Patent reform is one of many issues that has been stalled in the halls of Congress over the last several years. However, this particular effort may get somewhere soon. H.R. 1249, the America Invents Act, was approved by the House Judiciary Committee and reported to the full House for consideration and a vote. The White House has weighed in with its support, and Senate Judiciary Committee Chairman Leahy welcomed the progress.
However, a compromise that brought the bill to the House floor may jeopardize the chances of its passage. The specific issue that brought the compromise concerns fee recovery. At the moment, the U.S. Patent and Trademark Office (USPTO) cannot retain all of the money it receives through application and other fees. The America Invents Act initially proposed allowing USPTO to retain all of this money. However, House appropriators objected to that proposal, and agreed to consider the bill only if so-called excess funds where set aside for USPTO, subject to House appropriations. The Patent office is chronically understaffed, so the additional money could be put to good use. However, with the current budget climate, requiring excess funds to be routed back to the office via appropriations runs the risk of that money never getting to USPTO.

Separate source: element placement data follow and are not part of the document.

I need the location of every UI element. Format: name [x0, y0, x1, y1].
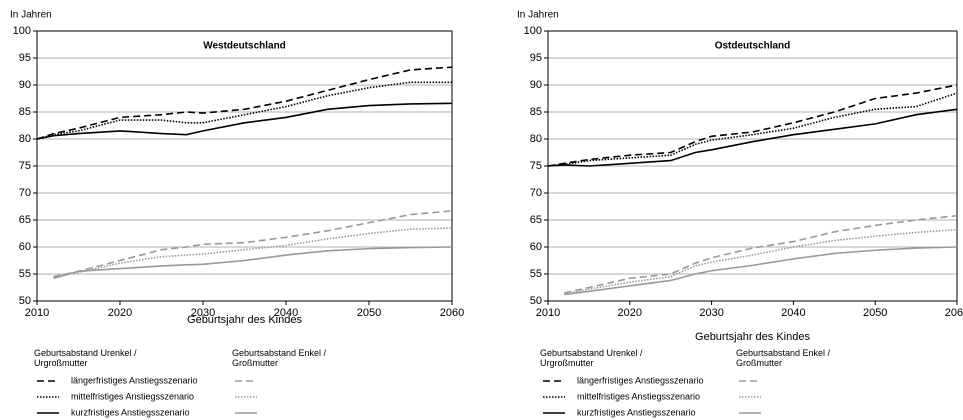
x-tick-label: 2040	[781, 307, 805, 319]
x-tick-label: 2010	[25, 307, 49, 319]
legend-title: Geburtsabstand Urenkel / Urgroßmutter	[540, 348, 643, 368]
series-line	[564, 246, 958, 296]
y-tick-label: 85	[19, 106, 31, 118]
y-tick-label: 80	[530, 133, 542, 145]
legend-label: mittelfristiges Anstiegsszenario	[577, 391, 700, 401]
y-tick-label: 70	[530, 187, 542, 199]
y-tick-label: 90	[19, 79, 31, 91]
y-tick-label: 75	[530, 160, 542, 172]
series-line	[53, 210, 453, 278]
y-tick-label: 60	[530, 241, 542, 253]
series-line	[53, 227, 453, 278]
series-line	[53, 246, 453, 280]
legend-label: kurzfristiges Anstiegsszenario	[577, 407, 696, 417]
y-tick-label: 50	[19, 295, 31, 307]
y-tick-label: 85	[530, 106, 542, 118]
legend-label: längerfristiges Anstiegsszenario	[577, 375, 704, 385]
series-line	[36, 66, 453, 140]
series-line	[564, 214, 958, 294]
x-tick-label: 2050	[863, 307, 887, 319]
y-tick-label: 55	[530, 268, 542, 280]
x-axis-title: Geburtsjahr des Kindes	[695, 331, 810, 343]
y-tick-label: 100	[13, 25, 31, 37]
plot-title: Ostdeutschland	[715, 41, 791, 52]
legend-label: mittelfristiges Anstiegsszenario	[71, 391, 194, 401]
y-tick-label: 80	[19, 133, 31, 145]
series-line	[547, 84, 958, 167]
x-tick-label: 2050	[357, 307, 381, 319]
x-tick-label: 2020	[108, 307, 132, 319]
legend-label: längerfristiges Anstiegsszenario	[71, 375, 198, 385]
series-line	[36, 81, 452, 140]
series-line	[547, 108, 958, 167]
series-line	[547, 92, 958, 167]
x-tick-label: 2010	[536, 307, 560, 319]
y-axis-title: In Jahren	[10, 10, 52, 21]
plot-frame	[36, 30, 453, 302]
legend-label: kurzfristiges Anstiegsszenario	[71, 407, 190, 417]
x-tick-label: 2060	[440, 307, 464, 319]
y-tick-label: 75	[19, 160, 31, 172]
y-tick-label: 95	[530, 52, 542, 64]
x-tick-label: 2030	[191, 307, 215, 319]
y-tick-label: 95	[19, 52, 31, 64]
plot-title: Westdeutschland	[203, 41, 286, 52]
series-line	[564, 228, 958, 295]
y-tick-label: 55	[19, 268, 31, 280]
x-tick-label: 2030	[699, 307, 723, 319]
y-tick-label: 60	[19, 241, 31, 253]
x-axis-title: Geburtsjahr des Kindes	[187, 314, 302, 326]
legend-title: Geburtsabstand Urenkel / Urgroßmutter	[34, 348, 137, 368]
y-tick-label: 100	[524, 25, 542, 37]
x-tick-label: 2020	[618, 307, 642, 319]
y-tick-label: 70	[19, 187, 31, 199]
y-tick-label: 50	[530, 295, 542, 307]
y-tick-label: 65	[19, 214, 31, 226]
x-tick-label: 2040	[274, 307, 298, 319]
legend-title: Geburtsabstand Enkel / Großmutter	[736, 348, 831, 368]
y-tick-label: 90	[530, 79, 542, 91]
legend-title: Geburtsabstand Enkel / Großmutter	[232, 348, 327, 368]
series-line	[36, 102, 453, 140]
y-axis-title: In Jahren	[517, 10, 559, 21]
y-tick-label: 65	[530, 214, 542, 226]
x-tick-label: 2060	[945, 307, 963, 319]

This compromise has prompted some additional resistance to the bill, which has never enjoyed universal support from either party. Several members of Congress object to other parts of the bill, particularly the change in who obtains a patent. The U.S. has historically awarded patents to those who are first to invent the subject of the patent. Most of the world now awards patents to those who are first to file. Some who object to the change consider it harmful to smaller, independent inventors. There is also opposition to language in the bill that would allow for a new means for reviewing so-called ‘business method’ patents.